E-réputation dans le secteur de la santé : que faire en cas d’avis négatifs ?

problème e-réputation et avis négatifs en ligne

 

« Établissement nul »« accueil à revoir », « personnel soignant sans délicatesse » et autres joyeusetés : parfois les commentaires négatifs s’affichent sans mesure et en toute immunité (c.-à-d. anonymat) sur la toile.

La CNIL observe dans son rapport d’activité 2015 un nombre de plaintes en hausse de plus de 30% sur un an et dont 36% concernent l’e-réputation.
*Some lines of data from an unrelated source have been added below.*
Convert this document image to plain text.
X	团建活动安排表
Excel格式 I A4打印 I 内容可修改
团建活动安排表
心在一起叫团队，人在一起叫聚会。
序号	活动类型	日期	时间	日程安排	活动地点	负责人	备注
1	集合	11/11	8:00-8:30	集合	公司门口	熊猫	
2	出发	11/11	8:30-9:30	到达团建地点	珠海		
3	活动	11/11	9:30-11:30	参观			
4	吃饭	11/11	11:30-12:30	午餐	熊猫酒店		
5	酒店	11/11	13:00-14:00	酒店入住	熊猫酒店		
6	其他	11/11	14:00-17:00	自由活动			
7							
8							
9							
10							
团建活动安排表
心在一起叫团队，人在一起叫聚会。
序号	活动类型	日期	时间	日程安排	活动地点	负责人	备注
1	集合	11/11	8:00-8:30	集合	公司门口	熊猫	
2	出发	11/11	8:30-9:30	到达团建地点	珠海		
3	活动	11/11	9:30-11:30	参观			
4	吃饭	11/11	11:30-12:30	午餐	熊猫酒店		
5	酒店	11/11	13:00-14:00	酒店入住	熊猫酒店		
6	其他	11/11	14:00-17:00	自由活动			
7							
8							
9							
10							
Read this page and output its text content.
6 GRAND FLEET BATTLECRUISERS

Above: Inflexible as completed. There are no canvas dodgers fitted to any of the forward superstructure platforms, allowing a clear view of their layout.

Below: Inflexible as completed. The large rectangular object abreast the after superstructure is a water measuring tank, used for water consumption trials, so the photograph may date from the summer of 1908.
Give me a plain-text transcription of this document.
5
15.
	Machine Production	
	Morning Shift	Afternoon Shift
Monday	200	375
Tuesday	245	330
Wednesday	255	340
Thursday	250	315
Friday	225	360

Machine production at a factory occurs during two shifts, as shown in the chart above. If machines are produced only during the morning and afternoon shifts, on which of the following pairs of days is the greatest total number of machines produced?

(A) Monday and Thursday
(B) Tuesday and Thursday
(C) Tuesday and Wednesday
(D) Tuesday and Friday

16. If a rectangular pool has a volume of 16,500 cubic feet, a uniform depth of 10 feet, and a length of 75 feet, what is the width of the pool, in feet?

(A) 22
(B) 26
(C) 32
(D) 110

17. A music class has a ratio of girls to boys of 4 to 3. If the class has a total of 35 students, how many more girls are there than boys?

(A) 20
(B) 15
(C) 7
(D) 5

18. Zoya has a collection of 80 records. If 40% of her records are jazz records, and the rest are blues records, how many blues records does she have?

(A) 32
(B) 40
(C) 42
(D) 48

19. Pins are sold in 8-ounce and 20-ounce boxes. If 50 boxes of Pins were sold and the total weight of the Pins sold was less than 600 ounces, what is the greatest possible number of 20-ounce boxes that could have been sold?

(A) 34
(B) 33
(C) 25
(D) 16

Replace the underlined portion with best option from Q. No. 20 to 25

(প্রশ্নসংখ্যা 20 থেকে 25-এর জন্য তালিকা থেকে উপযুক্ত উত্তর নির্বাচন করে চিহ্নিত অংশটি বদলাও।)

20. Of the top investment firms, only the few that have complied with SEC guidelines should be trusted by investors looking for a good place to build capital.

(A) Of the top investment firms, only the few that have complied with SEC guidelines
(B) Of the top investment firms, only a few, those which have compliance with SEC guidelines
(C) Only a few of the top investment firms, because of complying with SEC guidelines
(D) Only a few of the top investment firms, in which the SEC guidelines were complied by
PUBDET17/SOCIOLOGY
En tant que directeur d’un établissement de santé ou praticien, la publicité faite par des avis négatifs est d’autant moins bien supportée qu’elle remet en question des personnes et une vocation de soin.
Il est important que le professionnel de santé protège sa réputation numérique, ou plus exactement la maîtrise, à la fois en contrôlant ce qui est mis en ligne par autrui et en occupant l’espace numérique, dans le respect des règles déontologiques.

 

Quel crédit apporter aux commentaires négatifs ?

Le propos négatif n’est pas un indicateur de la qualité de votre service

Le premier mouvement à la lecture des commentaires négatifs est le doute (« est-ce vrai ? »). Il faut garder une certaine distance :

  • d’abord car les commentaires sont bien souvent anonymes et il peut s’agir de la pure malveillance ;
  • il y a une marchandisation croissante des métiers de la santé. On n’est plus seulement “patient”, on est de plus en plus “client”, dans l’attente d’un service. Aussi, le commentaire ne mettra pas en question le geste ou la compétence médicale, mais bien ce qui “l’habille” : on reprochera par exemple à un psychiatre de fumer ou à la secrétaire d’un dentiste d’être expéditive.

La société d’étude Opinion Tracker a réalisé un travail sur la plateforme notetondoc.com en 2015 et fait apparaitre que les commentaires abordés concernaient :

 

Le savoir-être du praticien dans 65 % des commentaires
La compétence 47%
La qualité/écoute 43%
La gestion du temps 33%
La pédagogie 26%
La qualité d’accueil du cabinet 15%
Prix 15%

Le tout fait plus de 100%, car pour un commentaire on peut avoir plusieurs dimensions.

 

Est-ce que les critères négatifs ont une incidence ?

S’il ne faut pas donner trop de crédit aux commentaires, il ne faut pas en revanche sous-estimer leur capacité de nuisance.

Deux indicateurs :

  • on a coutume de dire qu’une personne satisfaite d’un service en parle à 3 personnes, un client mécontent à 9. Autant dire qu’une mauvaise réputation se fait plus facilement qu’une bonne.
  • dans plus de 90% des cas, avant une décision d’achat de service ou de produit, une recherche sur internet est faite.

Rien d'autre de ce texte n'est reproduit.